A stream of thoughts on compression

It's a stream about compression. Get it? Compression stream? Ha ha.

Zip would be better if compression was cross-file

Throughout my experiments, I've found that ZIP was generally worse than other methods, mainly because each file gets its own stream. This means that the file name is stored in plain text, and data shared across files is treated as separate. This makes it just larger, as demonstrated in the FSR breakdown.

NEU breakdown

NEU is a large Java Archive, so I've been trying to figure out effective ways to reduce its size for a while now. I recently tried making tarballs organized by file type and using xz compression - here's what that yielded.

Type .tar .tar.xz
Archives 12.380 MB 10.302 MB
Images 13.486 MB 12.476 MB
Class files 12.667 MB 2.135 MB
Other files 2.999 MB 0.346 MB
Sum 41.5 MB 25.3 MB

For context: The original zip was 29.1 MB and the original sum of file contents were 37.8 MB.

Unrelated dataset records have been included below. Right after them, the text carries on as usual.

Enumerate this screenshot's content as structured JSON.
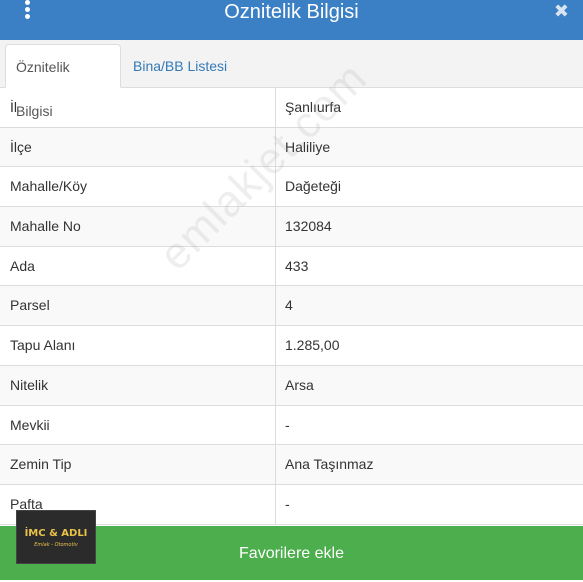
{
  "header": {
    "title": "Oznitelik Bilgisi",
    "menu_icon": "kebab-icon",
    "close_icon": "close-icon"
  },
  "tabs": [
    {
      "label": "Öznitelik Bilgisi",
      "active": true
    },
    {
      "label": "Bina/BB Listesi",
      "active": false
    }
  ],
  "attributes": [
    {
      "key": "İl",
      "value": "Şanlıurfa"
    },
    {
      "key": "İlçe",
      "value": "Haliliye"
    },
    {
      "key": "Mahalle/Köy",
      "value": "Dağeteği"
    },
    {
      "key": "Mahalle No",
      "value": "132084"
    },
    {
      "key": "Ada",
      "value": "433"
    },
    {
      "key": "Parsel",
      "value": "4"
    },
    {
      "key": "Tapu Alanı",
      "value": "1.285,00"
    },
    {
      "key": "Nitelik",
      "value": "Arsa"
    },
    {
      "key": "Mevkii",
      "value": "-"
    },
    {
      "key": "Zemin Tip",
      "value": "Ana Taşınmaz"
    },
    {
      "key": "Pafta",
      "value": "-"
    }
  ],
  "watermark": "emlakjet.com",
  "logo": {
    "line1": "İMC & ADLI",
    "line2": "Emlak - Otomotiv"
  },
  "footer": {
    "button_label": "Favorilere ekle"
  },
  "colors": {
    "header": "#3b7fc4",
    "footer": "#4cae4c",
    "link": "#337ab7"
  }
}
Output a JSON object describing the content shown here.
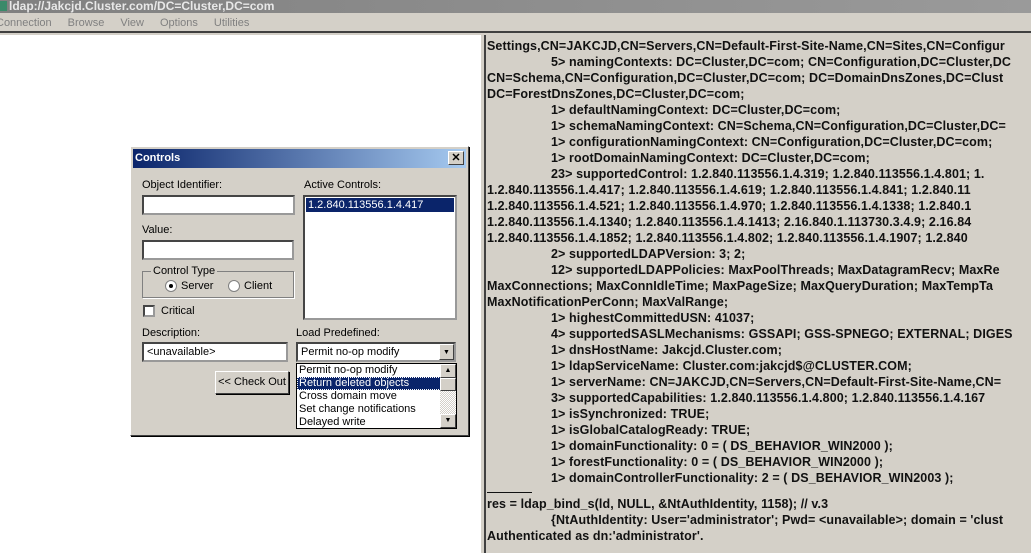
{
  "window": {
    "title": "ldap://Jakcjd.Cluster.com/DC=Cluster,DC=com"
  },
  "menu": [
    "Connection",
    "Browse",
    "View",
    "Options",
    "Utilities"
  ],
  "dialog": {
    "title": "Controls",
    "object_identifier_label": "Object Identifier:",
    "object_identifier_value": "",
    "value_label": "Value:",
    "value_value": "",
    "control_type_label": "Control Type",
    "server_label": "Server",
    "client_label": "Client",
    "selected_type": "Server",
    "critical_label": "Critical",
    "critical_checked": false,
    "description_label": "Description:",
    "description_value": "<unavailable>",
    "active_controls_label": "Active Controls:",
    "active_controls": [
      "1.2.840.113556.1.4.417"
    ],
    "load_predefined_label": "Load Predefined:",
    "load_predefined_value": "Permit no-op modify",
    "options": [
      "Permit no-op modify",
      "Return deleted objects",
      "Cross domain move",
      "Set change notifications",
      "Delayed write"
    ],
    "highlighted_option": "Return deleted objects",
    "check_out_label": "<< Check Out"
  },
  "output": {
    "lines": [
      {
        "i": false,
        "t": "Settings,CN=JAKCJD,CN=Servers,CN=Default-First-Site-Name,CN=Sites,CN=Configur"
      },
      {
        "i": true,
        "t": "5> namingContexts: DC=Cluster,DC=com; CN=Configuration,DC=Cluster,DC"
      },
      {
        "i": false,
        "t": "CN=Schema,CN=Configuration,DC=Cluster,DC=com; DC=DomainDnsZones,DC=Clust"
      },
      {
        "i": false,
        "t": "DC=ForestDnsZones,DC=Cluster,DC=com;"
      },
      {
        "i": true,
        "t": "1> defaultNamingContext: DC=Cluster,DC=com;"
      },
      {
        "i": true,
        "t": "1> schemaNamingContext: CN=Schema,CN=Configuration,DC=Cluster,DC="
      },
      {
        "i": true,
        "t": "1> configurationNamingContext: CN=Configuration,DC=Cluster,DC=com;"
      },
      {
        "i": true,
        "t": "1> rootDomainNamingContext: DC=Cluster,DC=com;"
      },
      {
        "i": true,
        "t": "23> supportedControl: 1.2.840.113556.1.4.319; 1.2.840.113556.1.4.801; 1."
      },
      {
        "i": false,
        "t": "1.2.840.113556.1.4.417; 1.2.840.113556.1.4.619; 1.2.840.113556.1.4.841; 1.2.840.11"
      },
      {
        "i": false,
        "t": "1.2.840.113556.1.4.521; 1.2.840.113556.1.4.970; 1.2.840.113556.1.4.1338; 1.2.840.1"
      },
      {
        "i": false,
        "t": "1.2.840.113556.1.4.1340; 1.2.840.113556.1.4.1413; 2.16.840.1.113730.3.4.9; 2.16.84"
      },
      {
        "i": false,
        "t": "1.2.840.113556.1.4.1852; 1.2.840.113556.1.4.802; 1.2.840.113556.1.4.1907; 1.2.840"
      },
      {
        "i": true,
        "t": "2> supportedLDAPVersion: 3; 2;"
      },
      {
        "i": true,
        "t": "12> supportedLDAPPolicies: MaxPoolThreads; MaxDatagramRecv; MaxRe"
      },
      {
        "i": false,
        "t": "MaxConnections; MaxConnIdleTime; MaxPageSize; MaxQueryDuration; MaxTempTa"
      },
      {
        "i": false,
        "t": "MaxNotificationPerConn; MaxValRange;"
      },
      {
        "i": true,
        "t": "1> highestCommittedUSN: 41037;"
      },
      {
        "i": true,
        "t": "4> supportedSASLMechanisms: GSSAPI; GSS-SPNEGO; EXTERNAL; DIGES"
      },
      {
        "i": true,
        "t": "1> dnsHostName: Jakcjd.Cluster.com;"
      },
      {
        "i": true,
        "t": "1> ldapServiceName: Cluster.com:jakcjd$@CLUSTER.COM;"
      },
      {
        "i": true,
        "t": "1> serverName: CN=JAKCJD,CN=Servers,CN=Default-First-Site-Name,CN="
      },
      {
        "i": true,
        "t": "3> supportedCapabilities: 1.2.840.113556.1.4.800; 1.2.840.113556.1.4.167"
      },
      {
        "i": true,
        "t": "1> isSynchronized: TRUE;"
      },
      {
        "i": true,
        "t": "1> isGlobalCatalogReady: TRUE;"
      },
      {
        "i": true,
        "t": "1> domainFunctionality: 0 = ( DS_BEHAVIOR_WIN2000 );"
      },
      {
        "i": true,
        "t": "1> forestFunctionality: 0 = ( DS_BEHAVIOR_WIN2000 );"
      },
      {
        "i": true,
        "t": "1> domainControllerFunctionality: 2 = ( DS_BEHAVIOR_WIN2003 );"
      }
    ],
    "after_separator": [
      {
        "i": false,
        "t": "res = ldap_bind_s(ld, NULL, &NtAuthIdentity, 1158); // v.3"
      },
      {
        "i": true,
        "t": "{NtAuthIdentity: User='administrator'; Pwd= <unavailable>; domain = 'clust"
      },
      {
        "i": false,
        "t": "Authenticated as dn:'administrator'."
      }
    ]
  }
}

After optimizing images (with zopflipng)

Type .tar .tar.xz
Images 11.940 MB 11.187 MB
Total 40.0 MB 24.0 MB

Yes, this means that just using zopflipng and using xz could subtract 5 MB from the archive. That doesn't mean that's practical, but it's interesting to look at.

FSR breakdown

FSR is a large texture pack using PNGs and ZIP, and my endeavors have shown that the archive format can make as much a difference as the file format.

"Compressed": zopflipng (with --lossy_transparent -m) and rewritten JSON

Format Base size Compressed size
Folder 4.4 MB 2.1 MB
.zip 4.5 MB - 4.9 MB 3.3 MB
.tar.gz 1.9 - 2.0 MB 885 - 957 kB
.tar.xz 1.7 MB 704 kB